There are 1 best solutions below

1
On BEST ANSWER

You do not have a generic linear system, but a linear system where the right hand side depends on $A$ and $x$. The system always has at least one solution, as you concluded from convexity.
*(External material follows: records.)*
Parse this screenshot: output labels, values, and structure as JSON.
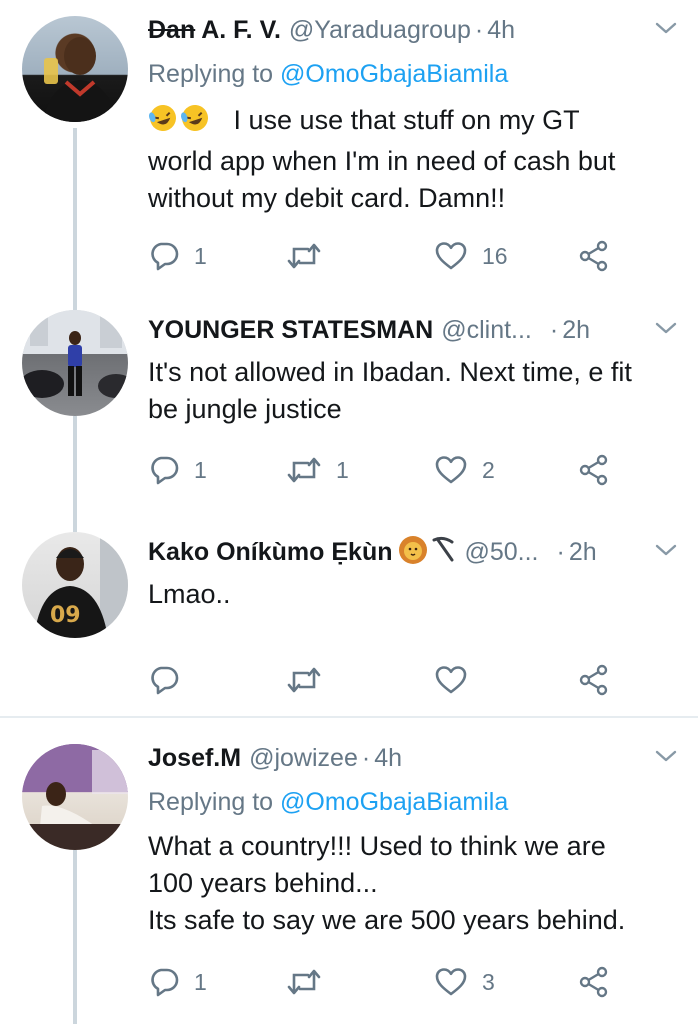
{
  "tweets": [
    {
      "name_strike": "Dan",
      "name": "A. F. V.",
      "handle": "@Yaraduagroup",
      "sep": "·",
      "time": "4h",
      "replying_label": "Replying to",
      "replying_mention": "@OmoGbajaBiamila",
      "text_line1": "I use use that stuff on my GT",
      "text_line2": "world app when I'm in need of cash but",
      "text_line3": "without my debit card. Damn!!",
      "replies": "1",
      "retweets": "",
      "likes": "16"
    },
    {
      "name": "YOUNGER STATESMAN",
      "handle": "@clint...",
      "sep": "·",
      "time": "2h",
      "text_line1": "It's not allowed in Ibadan. Next time, e fit",
      "text_line2": "be jungle justice",
      "replies": "1",
      "retweets": "1",
      "likes": "2"
    },
    {
      "name": "Kako Oníkùmo Ẹkùn",
      "handle": "@50...",
      "sep": "·",
      "time": "2h",
      "text_line1": "Lmao..",
      "replies": "",
      "retweets": "",
      "likes": ""
    },
    {
      "name": "Josef.M",
      "handle": "@jowizee",
      "sep": "·",
      "time": "4h",
      "replying_label": "Replying to",
      "replying_mention": "@OmoGbajaBiamila",
      "text_line1": "What a country!!! Used to think we are",
      "text_line2": "100 years behind...",
      "text_line3": "Its safe to say we are 500 years behind.",
      "replies": "1",
      "retweets": "",
      "likes": "3"
    }
  ],
  "icons": {
    "reply": "reply-icon",
    "retweet": "retweet-icon",
    "like": "heart-icon",
    "share": "share-icon",
    "menu": "chevron-down-icon"
  },
  "colors": {
    "text": "#14171a",
    "muted": "#657786",
    "link": "#1da1f2",
    "thread_line": "#ccd6dd",
    "divider": "#e6ecf0"
  }
}
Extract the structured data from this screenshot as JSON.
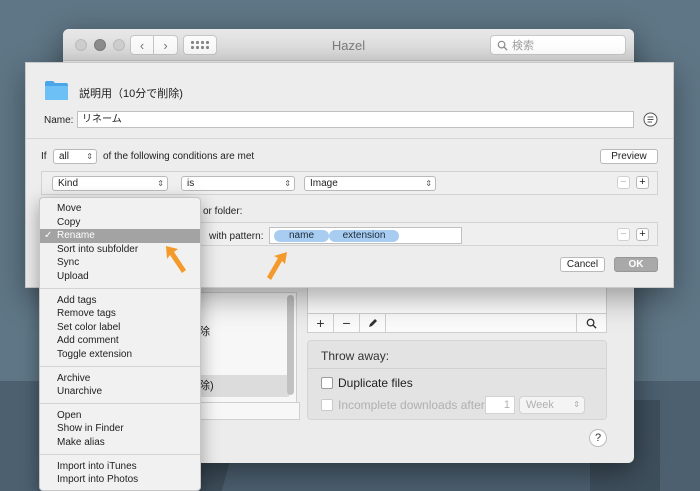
{
  "window": {
    "title": "Hazel",
    "search_placeholder": "検索"
  },
  "sheet": {
    "folder_name": "説明用（10分で削除)",
    "name_label": "Name:",
    "name_value": "リネーム",
    "if_label": "If",
    "match_mode": "all",
    "conditions_text": "of the following conditions are met",
    "preview_label": "Preview",
    "condition": {
      "attribute": "Kind",
      "operator": "is",
      "value": "Image"
    },
    "action_text_folder": "or folder:",
    "action_text_pattern": "with pattern:",
    "tokens": [
      "name",
      "extension"
    ],
    "cancel_label": "Cancel",
    "ok_label": "OK"
  },
  "menu": {
    "groups": [
      [
        "Move",
        "Copy",
        "Rename",
        "Sort into subfolder",
        "Sync",
        "Upload"
      ],
      [
        "Add tags",
        "Remove tags",
        "Set color label",
        "Add comment",
        "Toggle extension"
      ],
      [
        "Archive",
        "Unarchive"
      ],
      [
        "Open",
        "Show in Finder",
        "Make alias"
      ],
      [
        "Import into iTunes",
        "Import into Photos"
      ]
    ],
    "selected": "Rename"
  },
  "background": {
    "list_partial_1": "除",
    "list_partial_2": "除)",
    "throw_away_title": "Throw away:",
    "duplicate_files": "Duplicate files",
    "incomplete_downloads": "Incomplete downloads after",
    "incomplete_value": "1",
    "incomplete_unit": "Week",
    "help": "?"
  },
  "colors": {
    "token_blue": "#a9cdf1",
    "arrow_orange": "#f39a2a",
    "folder_blue": "#5bb4f2"
  }
}
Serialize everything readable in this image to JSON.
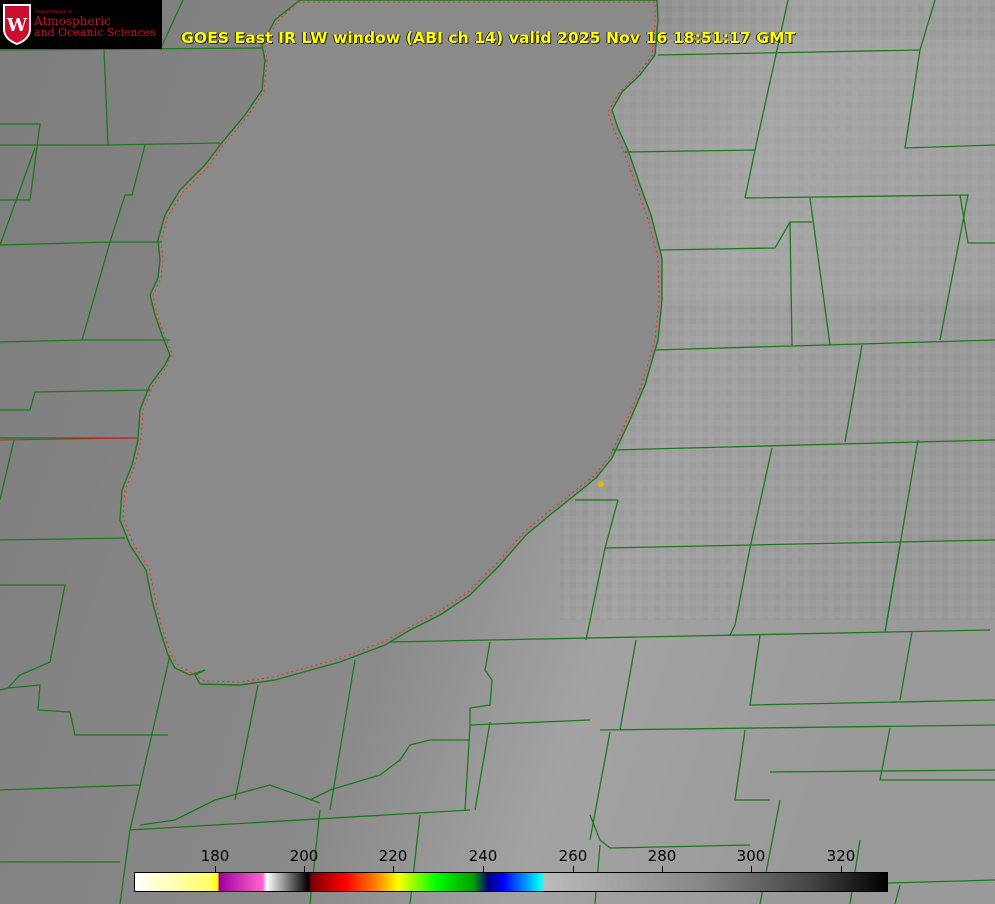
{
  "title": "GOES East IR LW window (ABI ch 14) valid 2025 Nov 16 18:51:17 GMT",
  "logo": {
    "department": "Department of",
    "line1": "Atmospheric",
    "line2": "and Oceanic Sciences",
    "seal_letter": "W"
  },
  "colorbar": {
    "ticks": [
      "180",
      "200",
      "220",
      "240",
      "260",
      "280",
      "300",
      "320"
    ]
  },
  "colors": {
    "boundary": "#1a7a1a",
    "coast_dotted": "#ff2222",
    "title": "#ffff00",
    "marker": "#d4c000"
  }
}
The kronecker product just creates copies of $A^TA$: $$\begin{pmatrix} x_1 x_1 A^TA & \cdots & x_n x_1 A^TA \\ x_1 x_2 A^TA & \ddots \\ \vdots \\ x_1 x_n A^TA & & x_n x_n A^TA \end{pmatrix}\text{vec}(\hat{W}) = \begin{pmatrix}x_1A^Ty \\ \vdots \\ x_n A^T y\end{pmatrix}.$$ This is similar to a system $A^TAx = A^Tb$ for regular least squares, which always has a solution. The $x_i$ do not ruin the party: if all $x_i$ are $0$, any $\hat{W}$ solves this system. Otherwise, there is at least one $i$ for which $x_i \neq 0$, and the system above can be solved using only the column $i$ of $\hat{W}$ (setting the other columns to $0$).